It seems that I found a bug of nvcc 5.5 in code generation.
I tested nvcc 5.5 on a x64 openSUSE 13.1 with the following (very simple) code. I installed CUDA toolkit from nVidia’s CUDA repository for openSUSE.
//this is test.cu
__device__ int test_device() {
__shared__ int z[1024];
unsigned int i = blockDim.x * blockIdx.x + threadIdx.x;
return z[i];
}
__global__ void test(int output[]) {
unsigned int i = blockDim.x * blockIdx.x + threadIdx.x;
output[i] = test_device();
}
int main(int argc, char *argv[])
{
int *d_output;
cudaMalloc(&d_output, sizeof(int) * 1024);
int threadsPerBlock = 256;
int blocksPerGrid = 1024 / threadsPerBlock;
test<<<blocksPerGrid, threadsPerBlock>>>(d_output);
cudaFree(d_output);
}
I generated its PTX code.
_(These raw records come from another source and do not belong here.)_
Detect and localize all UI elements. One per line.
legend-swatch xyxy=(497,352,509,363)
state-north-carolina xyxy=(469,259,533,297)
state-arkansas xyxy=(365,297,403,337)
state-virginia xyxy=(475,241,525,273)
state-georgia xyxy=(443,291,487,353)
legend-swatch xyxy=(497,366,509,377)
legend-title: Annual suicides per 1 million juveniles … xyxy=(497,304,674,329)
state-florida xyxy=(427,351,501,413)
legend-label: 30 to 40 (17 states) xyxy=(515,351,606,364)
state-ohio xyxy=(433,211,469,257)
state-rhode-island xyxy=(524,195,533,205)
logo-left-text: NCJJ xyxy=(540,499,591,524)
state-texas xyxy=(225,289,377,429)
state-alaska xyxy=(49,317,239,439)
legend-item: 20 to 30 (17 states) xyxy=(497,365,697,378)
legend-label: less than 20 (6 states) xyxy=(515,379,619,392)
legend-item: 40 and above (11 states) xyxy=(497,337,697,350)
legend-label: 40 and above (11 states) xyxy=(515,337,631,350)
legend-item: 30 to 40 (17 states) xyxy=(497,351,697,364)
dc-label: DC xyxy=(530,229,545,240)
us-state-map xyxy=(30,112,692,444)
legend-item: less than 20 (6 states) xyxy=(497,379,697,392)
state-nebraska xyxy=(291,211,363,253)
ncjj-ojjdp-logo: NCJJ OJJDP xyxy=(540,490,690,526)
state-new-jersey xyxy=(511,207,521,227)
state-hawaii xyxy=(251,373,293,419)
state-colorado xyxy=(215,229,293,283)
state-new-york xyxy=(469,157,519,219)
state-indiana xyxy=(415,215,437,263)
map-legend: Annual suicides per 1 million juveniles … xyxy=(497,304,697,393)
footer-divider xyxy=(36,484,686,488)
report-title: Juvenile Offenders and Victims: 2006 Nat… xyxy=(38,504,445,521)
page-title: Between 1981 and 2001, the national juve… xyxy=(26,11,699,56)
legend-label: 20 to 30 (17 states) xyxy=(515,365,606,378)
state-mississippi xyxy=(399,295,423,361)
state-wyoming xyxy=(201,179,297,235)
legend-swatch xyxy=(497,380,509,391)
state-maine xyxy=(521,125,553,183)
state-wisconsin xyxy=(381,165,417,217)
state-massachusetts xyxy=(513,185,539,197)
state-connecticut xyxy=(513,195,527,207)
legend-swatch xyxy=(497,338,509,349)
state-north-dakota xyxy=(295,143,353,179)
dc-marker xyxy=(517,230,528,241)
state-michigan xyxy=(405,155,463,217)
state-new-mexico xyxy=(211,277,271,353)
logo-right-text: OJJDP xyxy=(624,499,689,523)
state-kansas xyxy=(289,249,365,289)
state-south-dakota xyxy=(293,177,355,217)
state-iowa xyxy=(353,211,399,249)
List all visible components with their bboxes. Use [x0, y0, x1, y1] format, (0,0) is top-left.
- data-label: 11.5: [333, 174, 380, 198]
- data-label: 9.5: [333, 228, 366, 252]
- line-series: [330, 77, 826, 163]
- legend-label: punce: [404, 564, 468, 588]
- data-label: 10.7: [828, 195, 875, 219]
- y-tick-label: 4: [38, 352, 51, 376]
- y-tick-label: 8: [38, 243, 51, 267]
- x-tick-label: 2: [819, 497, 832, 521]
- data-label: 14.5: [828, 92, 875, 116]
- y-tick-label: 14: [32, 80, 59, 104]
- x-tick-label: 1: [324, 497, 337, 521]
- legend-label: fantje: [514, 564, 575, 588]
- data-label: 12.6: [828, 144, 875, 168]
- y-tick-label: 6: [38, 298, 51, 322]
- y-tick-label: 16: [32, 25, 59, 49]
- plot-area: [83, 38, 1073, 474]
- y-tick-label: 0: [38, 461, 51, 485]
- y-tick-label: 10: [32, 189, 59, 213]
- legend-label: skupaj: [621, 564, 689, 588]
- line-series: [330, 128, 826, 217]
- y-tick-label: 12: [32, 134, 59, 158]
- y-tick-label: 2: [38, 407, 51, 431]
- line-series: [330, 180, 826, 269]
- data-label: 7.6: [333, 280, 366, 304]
The compiling command is:
nvcc test.cu -ptx -o test.ptx
and I got a PTX file like this:
mov.u16 %rh1, %ctaid.x;
mov.u16 %rh2, %ntid.x;
mul.wide.u16 %r1, %rh1, %rh2;
cvt.u32.u16 %r2, %tid.x;
add.u32 %r3, %r2, %r1;
cvt.u64.u32 %rd1, %r3;
mul.wide.u32 %rd2, %r3, 4;
mov.u64 %rd3, __cuda_local_var_31148_33_non_const_z__0;
add.u64 %rd4, %rd2, %rd3;
ld.shared.s32 %r4, [%rd4+0];
ld.param.u64 %rd5, [__cudaparm__Z4testPi_output];
add.u64 %rd6, %rd5, %rd2;
st.global.s32 [%rd6+0], %r4;
Note that in line 6, integer in r3 was converted to 64-bit and stored in rd1. But after that rd1 was never used!
And there’s also problem in line 7, which multiplied r3 by 4.
But for strength reduction:
shl.b64 %rd2, %rd1, 2
is a better solution.
Do you get the same result with your nvcc compiler? Is this a bug of NVCC?